Preguntémonos ¿por que la PrEP, la pastilla maravillosa, el preservativo intangible, está causando tanto furor? Porque es la píldora mágica, porque al “desaparecer” la posibilidad de infección entonces siento que soy libre para ser una puta promiscua, pero tengo la certeza de que el miedo no desaparece. Pretender que todo el lastre que llevamos encima, que todo lo interiorizado de “eres una puta, eres un maricón o un travelo que no merece ser amado”, desaparezca por arte de magia con una pastilla sencillamente es imposible. El VIH no es el problema, el problema es la incapacidad de aceptar que somos unas putas, unos maricones y unas promiscuas. El miedo al VIH nos sirve para autoregularnos para no pillar el VIH que es el “bicho del castigo”.
Diré mas. Mientras haya entidades, consorcios o agrupaciones “especializadas” en VIH que lo que promuevan es la erradicación del virus, a mi no me tendrán al lado. Porque sé que ni aún acabando con VIH acabaríamos con todo este odio y esta represión que muchas veces tenemos hacia nuestras disidencias, y si acabara, seguro, aparecería otro bicho amenazante.
Me tendrán en la lucha a favor de los placeres, la libertad sexual, en la lucha contra la infantilización y la negación de la agencia de las personas; en la lucha a favor de las contradicciones, del riesgo y del sentir que podemos comernos como queramos más allá del color de nuestra sangre. En la lucha a favor de nuestras sexualidades histéricas y comedidas según el día o el momento. En la lucha a favor de utilizar nuestros cuerpos para el placer, para negociar, para intercambiar, para subsistir, para respirar, para escapar, para encontrarnos. Me tendrán en la batalla ganada por unas prácticas sexuales fuera de los cánones restrictivos del género. Me tendrán en pro de la promiscuidad, en pro del trabajo sexual, en pro de las mariconadas, de las femmes emperifolladas, de los orificios abiertos, de los placeres vivos.

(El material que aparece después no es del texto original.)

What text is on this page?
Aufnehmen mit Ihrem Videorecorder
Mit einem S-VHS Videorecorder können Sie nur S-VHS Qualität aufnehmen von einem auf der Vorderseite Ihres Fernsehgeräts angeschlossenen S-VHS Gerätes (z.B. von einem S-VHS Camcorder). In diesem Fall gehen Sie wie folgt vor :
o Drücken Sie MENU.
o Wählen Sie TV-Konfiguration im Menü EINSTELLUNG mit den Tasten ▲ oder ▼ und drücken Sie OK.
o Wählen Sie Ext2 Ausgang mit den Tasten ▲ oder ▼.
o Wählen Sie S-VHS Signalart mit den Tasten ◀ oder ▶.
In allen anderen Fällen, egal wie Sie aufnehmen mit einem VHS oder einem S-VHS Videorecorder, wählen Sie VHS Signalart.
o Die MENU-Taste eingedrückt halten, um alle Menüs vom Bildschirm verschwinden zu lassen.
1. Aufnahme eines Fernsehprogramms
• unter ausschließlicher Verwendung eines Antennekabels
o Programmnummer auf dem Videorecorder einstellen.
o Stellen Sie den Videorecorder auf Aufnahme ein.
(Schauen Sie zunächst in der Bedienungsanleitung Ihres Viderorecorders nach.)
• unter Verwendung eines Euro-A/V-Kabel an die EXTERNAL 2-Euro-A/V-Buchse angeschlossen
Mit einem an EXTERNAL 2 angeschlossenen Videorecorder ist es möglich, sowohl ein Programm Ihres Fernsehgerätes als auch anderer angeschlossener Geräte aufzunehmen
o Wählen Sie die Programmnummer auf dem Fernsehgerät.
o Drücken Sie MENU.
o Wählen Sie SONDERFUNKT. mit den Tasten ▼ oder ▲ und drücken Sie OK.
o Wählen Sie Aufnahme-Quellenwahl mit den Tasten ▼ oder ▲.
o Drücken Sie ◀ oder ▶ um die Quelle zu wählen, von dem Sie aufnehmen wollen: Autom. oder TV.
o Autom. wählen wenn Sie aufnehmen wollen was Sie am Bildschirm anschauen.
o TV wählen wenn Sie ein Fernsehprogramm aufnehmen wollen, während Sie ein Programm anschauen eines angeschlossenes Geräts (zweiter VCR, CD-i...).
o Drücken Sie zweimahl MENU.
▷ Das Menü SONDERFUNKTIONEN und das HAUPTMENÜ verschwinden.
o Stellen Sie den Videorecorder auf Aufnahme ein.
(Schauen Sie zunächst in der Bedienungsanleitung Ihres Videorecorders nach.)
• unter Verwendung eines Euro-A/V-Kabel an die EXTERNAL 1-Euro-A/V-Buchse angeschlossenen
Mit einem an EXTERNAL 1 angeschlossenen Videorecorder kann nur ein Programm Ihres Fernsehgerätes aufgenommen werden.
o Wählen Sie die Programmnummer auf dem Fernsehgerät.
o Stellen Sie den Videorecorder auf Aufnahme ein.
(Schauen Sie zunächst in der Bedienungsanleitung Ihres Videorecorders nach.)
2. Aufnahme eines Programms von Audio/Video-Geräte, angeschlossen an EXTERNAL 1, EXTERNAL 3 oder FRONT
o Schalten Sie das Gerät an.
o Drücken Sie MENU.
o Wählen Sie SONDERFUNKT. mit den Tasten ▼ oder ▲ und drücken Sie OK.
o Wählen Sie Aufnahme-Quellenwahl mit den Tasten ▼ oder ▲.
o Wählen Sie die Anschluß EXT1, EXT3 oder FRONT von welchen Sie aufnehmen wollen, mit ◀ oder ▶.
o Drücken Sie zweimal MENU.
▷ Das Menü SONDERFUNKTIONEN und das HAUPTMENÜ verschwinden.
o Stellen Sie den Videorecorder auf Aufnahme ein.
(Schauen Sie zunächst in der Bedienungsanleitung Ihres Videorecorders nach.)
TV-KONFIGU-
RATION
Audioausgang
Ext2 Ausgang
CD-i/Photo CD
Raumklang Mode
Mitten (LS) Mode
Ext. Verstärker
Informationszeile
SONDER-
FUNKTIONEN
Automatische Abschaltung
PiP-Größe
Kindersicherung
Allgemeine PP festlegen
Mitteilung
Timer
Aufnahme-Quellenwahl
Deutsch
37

Porque, queridas, no hay miedo mayor que el que nos despiertan, a veces, nuestros propios placeres.
Post- Eyaculación: No quisiera olvidarme nunca de quién ha inspirado este texto y mi vida con sus ideas y sus distintas maneras de estar en el mundo, muy especialmente mil gracias y todo mi reconocimiento. Sejo Carrascosa, Miquel Missé, Laura Macaya, Alba Badia, Itziar Ziga y Sonia Notario.